Glück’s poems can also be thought of as expressions of a very particular and troubled person, a poet determined to get to the bottom of her own experience without making an idol of “reality” or brute suffering. Her poems at their best—and they are very often at their best—embody not just the rage to order, but also the rage to identify a “truth” that no order can approximate or touch.

The Wild Iris was indeed a turning point for its author, a woman known for both her thematic obsessions and her distinctive use of language. Perhaps more important, the book tackles questions that need to be addressed both in the artistic community and in society at large.

Gluck’s conclusion, at least concerning the frailties of the physical world and the garden she cultivates with her husband, is found in her poem The White Lilies:

Hush, beloved. It doesn’t matter to me
how many summers I live to return:
this one summer we have entered eternity.
I felt your two hands
bury me to release its splendor.

The evolving self, constantly subject to revision, is composed of different voices, is most safely explored on the page, yet to enter language is to abandon human relations. Gluck records the process of creating the self. The poem explores the tentative movement from emotional isolation to humanity.

For Gluck, leaving the safety of the mind for the page is a risky endeavor for even something as controlled as the poetic lyric possesses the power to expose too much of the self, thus inviting vulnerability. Yet the desire for intimacy requires action, and Gluck accomplishes this through the form of the poem. It is the tension between what can and cannot be said, through the possibilities and limitations of language that Gluck explores being and non-being.

Though one would never think to say of her work that it represents a triumph over reality, the poems often refuse to abide by the decorums associated with realism or straightforward first-person lyric.

Then it was over: that which you fear, being
a soul and unable
to speak, ending abruptly, the stiff earth
bending a little.
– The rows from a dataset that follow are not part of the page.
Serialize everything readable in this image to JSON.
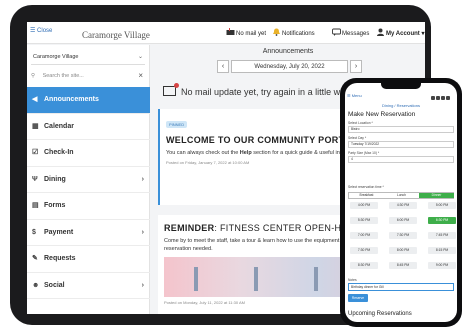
{
  "topbar": {
    "close_label": "☰ Close",
    "logo_text": "Caramorge Village",
    "no_mail_label": "No mail yet",
    "notifications_label": "Notifications",
    "messages_label": "Messages",
    "account_label": "My Account ▾"
  },
  "sidebar": {
    "community_select": "Caramorge Village",
    "search_placeholder": "Search the site...",
    "items": [
      {
        "label": "Announcements",
        "icon": "megaphone-icon",
        "active": true
      },
      {
        "label": "Calendar",
        "icon": "calendar-icon"
      },
      {
        "label": "Check-In",
        "icon": "checkbox-icon"
      },
      {
        "label": "Dining",
        "icon": "utensils-icon",
        "chevron": "›"
      },
      {
        "label": "Forms",
        "icon": "document-icon"
      },
      {
        "label": "Payment",
        "icon": "dollar-icon",
        "chevron": "›"
      },
      {
        "label": "Requests",
        "icon": "wrench-icon"
      },
      {
        "label": "Social",
        "icon": "people-icon",
        "chevron": "›"
      }
    ]
  },
  "main": {
    "title": "Announcements",
    "date": "Wednesday, July 20, 2022",
    "prev": "‹",
    "next": "›",
    "mail_message": "No mail update yet, try again in a little while.",
    "posts": [
      {
        "badge": "PINNED",
        "title": "WELCOME TO OUR COMMUNITY PORTAL",
        "body_pre": "You can always check out the ",
        "body_bold": "Help",
        "body_post": " section for a quick guide & useful info to help you navigate this tool.",
        "meta": "Posted on Friday, January 7, 2022 at 10:00 AM"
      },
      {
        "title_bold": "REMINDER",
        "title_rest": ": FITNESS CENTER OPEN-HOUSE",
        "body": "Come by to meet the staff, take a tour & learn how to use the equipment correctly. Masks required. No reservation needed.",
        "meta": "Posted on Monday, July 11, 2022 at 11:30 AM"
      }
    ]
  },
  "phone": {
    "menu_label": "☰ Menu",
    "breadcrumb": "Dining / Reservations",
    "heading": "Make New Reservation",
    "location_label": "Select Location *",
    "location_value": "Bistro",
    "day_label": "Select Day *",
    "day_value": "Tuesday 7/19/2022",
    "party_label": "Party Size (Max 10) *",
    "party_value": "4",
    "time_label": "Select reservation time *",
    "tabs": [
      "Breakfast",
      "Lunch",
      "Dinner"
    ],
    "active_tab": 2,
    "slots": [
      "4:00 PM",
      "4:30 PM",
      "5:00 PM",
      "5:30 PM",
      "6:00 PM",
      "6:30 PM",
      "7:00 PM",
      "7:30 PM",
      "7:45 PM",
      "7:30 PM",
      "8:00 PM",
      "8:15 PM",
      "8:30 PM",
      "8:45 PM",
      "9:00 PM"
    ],
    "selected_slot": 5,
    "notes_label": "Notes",
    "notes_value": "Birthday dinner for Gill",
    "reserve_label": "Reserve",
    "upcoming_heading": "Upcoming Reservations"
  },
  "colors": {
    "accent": "#3a90d9",
    "selected_green": "#3eae4a",
    "alert_red": "#d64545"
  }
}
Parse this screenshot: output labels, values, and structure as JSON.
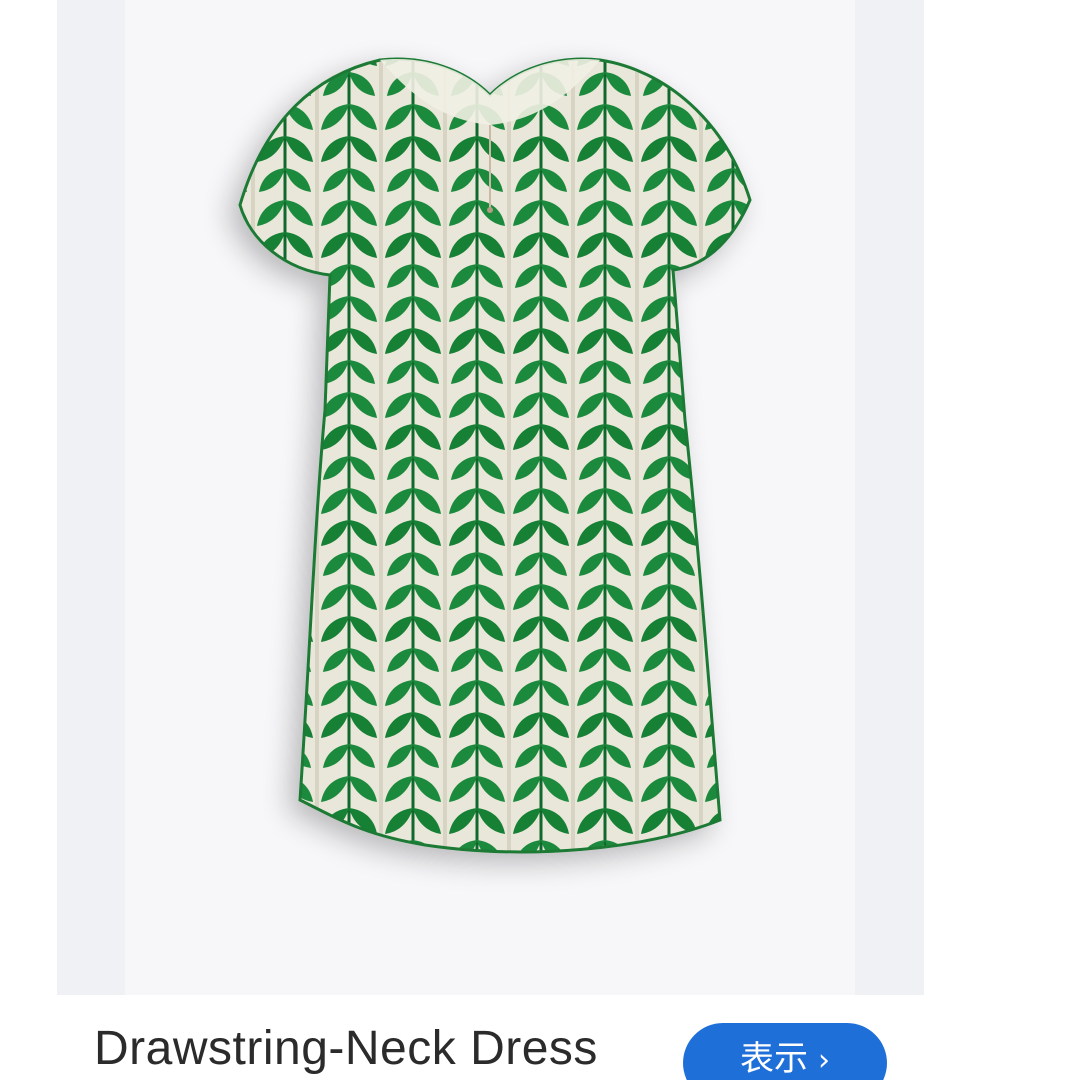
{
  "product": {
    "title": "Drawstring-Neck Dress",
    "image_icon": "dress-photo",
    "pattern_colors": {
      "primary": "#1f8a3d",
      "secondary": "#e9e7da",
      "dark": "#0f6a2c"
    }
  },
  "actions": {
    "view_label": "表示",
    "view_chevron": "›",
    "view_color": "#1f6fd8"
  }
}
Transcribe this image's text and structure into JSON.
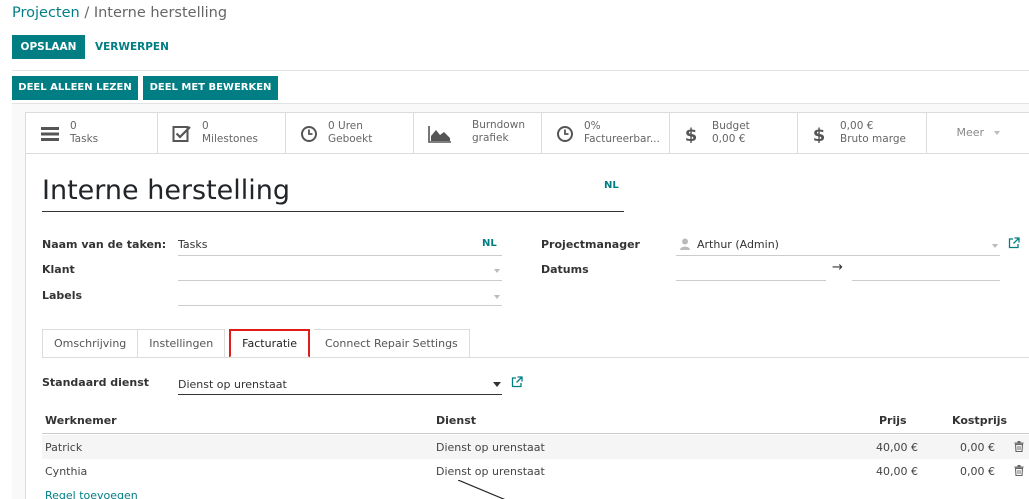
{
  "breadcrumb": {
    "parent": "Projecten",
    "separator": " / ",
    "current": "Interne herstelling"
  },
  "toolbar": {
    "save_label": "OPSLAAN",
    "discard_label": "VERWERPEN"
  },
  "share": {
    "read_only_label": "DEEL ALLEEN LEZEN",
    "edit_label": "DEEL MET BEWERKEN"
  },
  "stats": [
    {
      "value": "0",
      "label": "Tasks",
      "icon": "tasks-icon"
    },
    {
      "value": "0",
      "label": "Milestones",
      "icon": "check-square-icon"
    },
    {
      "value": "0 Uren",
      "label": "Geboekt",
      "icon": "clock-icon"
    },
    {
      "value": "Burndown",
      "label": "grafiek",
      "icon": "area-chart-icon"
    },
    {
      "value": "0%",
      "label": "Factureerbar...",
      "icon": "clock-icon"
    },
    {
      "value": "Budget",
      "label": "0,00 €",
      "icon": "dollar-icon"
    },
    {
      "value": "0,00 €",
      "label": "Bruto marge",
      "icon": "dollar-icon"
    }
  ],
  "more_label": "Meer",
  "form": {
    "title": "Interne herstelling",
    "lang_badge": "NL",
    "task_name_label": "Naam van de taken:",
    "task_name_value": "Tasks",
    "customer_label": "Klant",
    "labels_label": "Labels",
    "manager_label": "Projectmanager",
    "manager_value": "Arthur (Admin)",
    "dates_label": "Datums",
    "date_arrow": "→"
  },
  "tabs": [
    {
      "label": "Omschrijving",
      "active": false
    },
    {
      "label": "Instellingen",
      "active": false
    },
    {
      "label": "Facturatie",
      "active": true
    },
    {
      "label": "Connect Repair Settings",
      "active": false
    }
  ],
  "billing": {
    "default_service_label": "Standaard dienst",
    "default_service_value": "Dienst op urenstaat",
    "columns": [
      "Werknemer",
      "Dienst",
      "Prijs",
      "Kostprijs"
    ],
    "rows": [
      {
        "employee": "Patrick",
        "service": "Dienst op urenstaat",
        "price": "40,00 €",
        "cost": "0,00 €"
      },
      {
        "employee": "Cynthia",
        "service": "Dienst op urenstaat",
        "price": "40,00 €",
        "cost": "0,00 €"
      }
    ],
    "add_line_label": "Regel toevoegen"
  },
  "colors": {
    "primary": "#017e84",
    "highlight": "#e21b1b"
  }
}
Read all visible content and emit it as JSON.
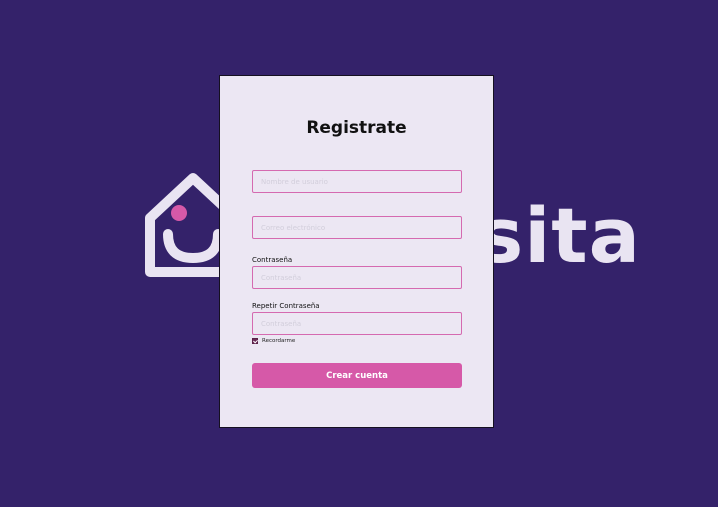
{
  "background": {
    "color": "#34226a",
    "logo_icon": "house-icon",
    "logo_text": "sita"
  },
  "form": {
    "title": "Registrate",
    "fields": [
      {
        "label": "",
        "placeholder": "Nombre de usuario",
        "value": ""
      },
      {
        "label": "",
        "placeholder": "Correo electrónico",
        "value": ""
      },
      {
        "label": "Contraseña",
        "placeholder": "Contraseña",
        "value": ""
      },
      {
        "label": "Repetir Contraseña",
        "placeholder": "Contraseña",
        "value": ""
      }
    ],
    "remember_label": "Recordarme",
    "remember_checked": true,
    "submit_label": "Crear cuenta",
    "accent_color": "#d659a8",
    "input_border_color": "#d56ab0"
  }
}
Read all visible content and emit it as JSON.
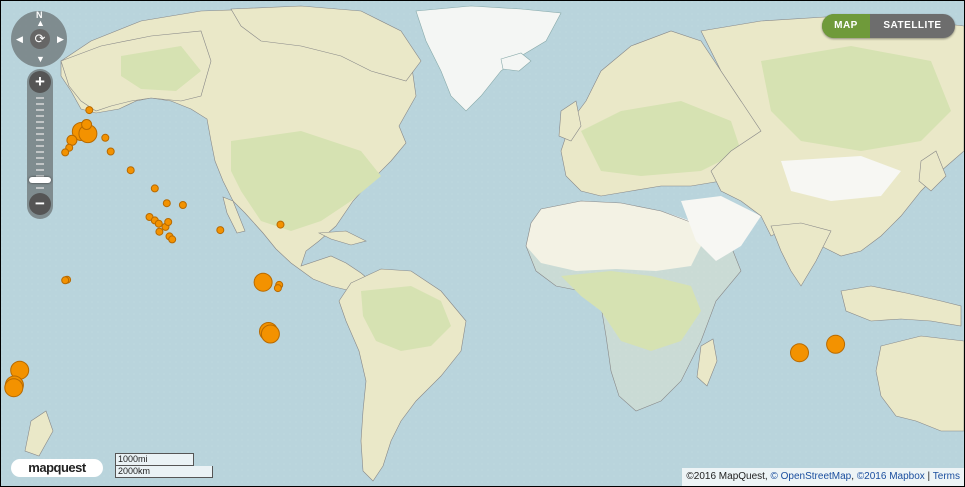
{
  "controls": {
    "north": "N",
    "rotate_glyph": "⟳",
    "zoom_in": "+",
    "zoom_out": "−",
    "pan_up": "▲",
    "pan_down": "▼",
    "pan_left": "◀",
    "pan_right": "▶"
  },
  "map_type": {
    "active": "MAP",
    "map_label": "MAP",
    "satellite_label": "SATELLITE",
    "active_color": "#6f9a3a"
  },
  "logo": "mapquest",
  "scale": {
    "miles": "1000mi",
    "kilometers": "2000km"
  },
  "attribution": {
    "mapquest": "©2016 MapQuest, ",
    "osm": "© OpenStreetMap",
    "sep1": ", ",
    "mapbox": "©2016 Mapbox",
    "sep2": " | ",
    "terms": "Terms"
  },
  "colors": {
    "water": "#b9d4dc",
    "land": "#eae8c8",
    "vegetation": "#d6e2b2",
    "desert": "#f7f7f3",
    "marker": "#f39200"
  },
  "earthquake_markers": [
    {
      "lat": 61.2,
      "lon": -150.0,
      "size": "large"
    },
    {
      "lat": 60.8,
      "lon": -147.5,
      "size": "large"
    },
    {
      "lat": 59.5,
      "lon": -153.5,
      "size": "medium"
    },
    {
      "lat": 58.0,
      "lon": -154.5,
      "size": "small"
    },
    {
      "lat": 57.0,
      "lon": -156.0,
      "size": "small"
    },
    {
      "lat": 62.5,
      "lon": -148.0,
      "size": "medium"
    },
    {
      "lat": 60.0,
      "lon": -141.0,
      "size": "small"
    },
    {
      "lat": 65.0,
      "lon": -147.0,
      "size": "small"
    },
    {
      "lat": 57.2,
      "lon": -139.0,
      "size": "small"
    },
    {
      "lat": 53.0,
      "lon": -131.5,
      "size": "small"
    },
    {
      "lat": 48.5,
      "lon": -122.5,
      "size": "small"
    },
    {
      "lat": 44.5,
      "lon": -118.0,
      "size": "small"
    },
    {
      "lat": 40.5,
      "lon": -124.5,
      "size": "small"
    },
    {
      "lat": 39.5,
      "lon": -122.5,
      "size": "small"
    },
    {
      "lat": 38.5,
      "lon": -121.0,
      "size": "small"
    },
    {
      "lat": 37.5,
      "lon": -118.5,
      "size": "small"
    },
    {
      "lat": 36.0,
      "lon": -120.8,
      "size": "small"
    },
    {
      "lat": 34.5,
      "lon": -117.0,
      "size": "small"
    },
    {
      "lat": 33.5,
      "lon": -116.0,
      "size": "small"
    },
    {
      "lat": 39.0,
      "lon": -117.5,
      "size": "small"
    },
    {
      "lat": 36.5,
      "lon": -98.0,
      "size": "small"
    },
    {
      "lat": 44.0,
      "lon": -112.0,
      "size": "small"
    },
    {
      "lat": 38.2,
      "lon": -75.5,
      "size": "small"
    },
    {
      "lat": 18.5,
      "lon": -82.0,
      "size": "large"
    },
    {
      "lat": 17.5,
      "lon": -76.0,
      "size": "small"
    },
    {
      "lat": 16.3,
      "lon": -76.5,
      "size": "small"
    },
    {
      "lat": 19.4,
      "lon": -155.3,
      "size": "small"
    },
    {
      "lat": 19.2,
      "lon": -156.0,
      "size": "small"
    },
    {
      "lat": -0.5,
      "lon": -80.0,
      "size": "large"
    },
    {
      "lat": -1.5,
      "lon": -79.3,
      "size": "large"
    },
    {
      "lat": -15.5,
      "lon": -173.0,
      "size": "large"
    },
    {
      "lat": -21.0,
      "lon": -175.0,
      "size": "large"
    },
    {
      "lat": -22.0,
      "lon": -175.2,
      "size": "large"
    },
    {
      "lat": -8.8,
      "lon": 118.5,
      "size": "large"
    },
    {
      "lat": -5.5,
      "lon": 132.0,
      "size": "large"
    }
  ]
}
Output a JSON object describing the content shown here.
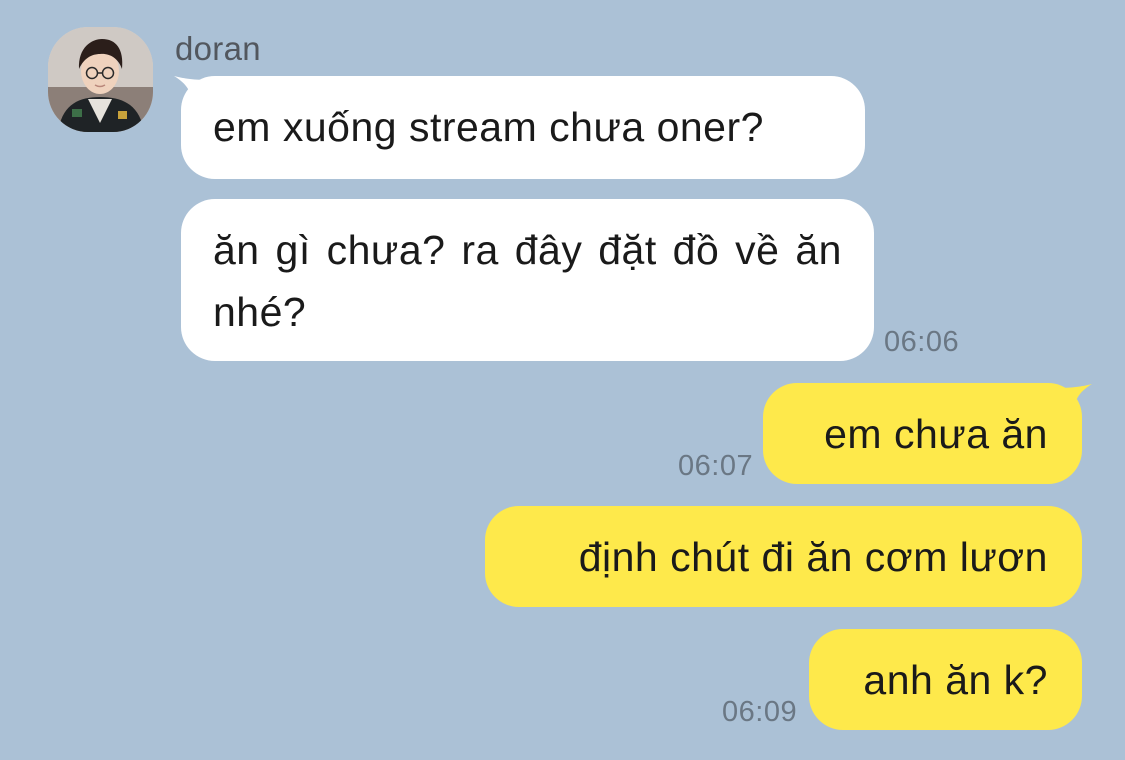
{
  "contact": {
    "name": "doran",
    "avatar_icon": "profile-photo"
  },
  "colors": {
    "background": "#abc1d6",
    "incoming_bubble": "#ffffff",
    "outgoing_bubble": "#fee94b",
    "timestamp": "#6a7784"
  },
  "messages": [
    {
      "direction": "incoming",
      "text": "em xuống stream chưa oner?"
    },
    {
      "direction": "incoming",
      "text": "ăn gì chưa? ra đây đặt đồ về ăn nhé?",
      "time": "06:06"
    },
    {
      "direction": "outgoing",
      "text": "em chưa ăn",
      "time": "06:07"
    },
    {
      "direction": "outgoing",
      "text": "định chút đi ăn cơm lươn"
    },
    {
      "direction": "outgoing",
      "text": "anh ăn k?",
      "time": "06:09"
    }
  ]
}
And what I took to be
birds darting in low shrubs.

Louise Glück

It’s not simply that Glück is adept at speaking in the voices of flowers but the point is that reality has existed for Glück simultaneously as foundation and irritant. She acknowledges what seems to her indisputably true—like the fact of death, or the loss of love—while refusing to concede that the soul is merely what Wallace Stevens once called a “rustic memorial of a belief” long consigned to irrelevance. Fierce in her determination to see things as they are, she fashions poems that suggest how much more there is to know than she can say.

Incorrigibly committed to lucidity and alert against even the slightest imprecision, she ventures in and ventures out as if full comprehensibility were a chimaera and an obstacle to true understanding.

from the center of my life came
a great fountain, deep blue
shadows on azure seawater.

In the foreground, larger than the rest, we may find events from the distant past, while in the background what happened yesterday is blurred and foreshortened. The distinctions between past and present, between the actual and the invented, are levelled, as is the distinction between the experience of reading (or writing) the book and that of encountering oneself inside it.


(This Feature appeared in the October 2020 print issue of the Mountain Ink.)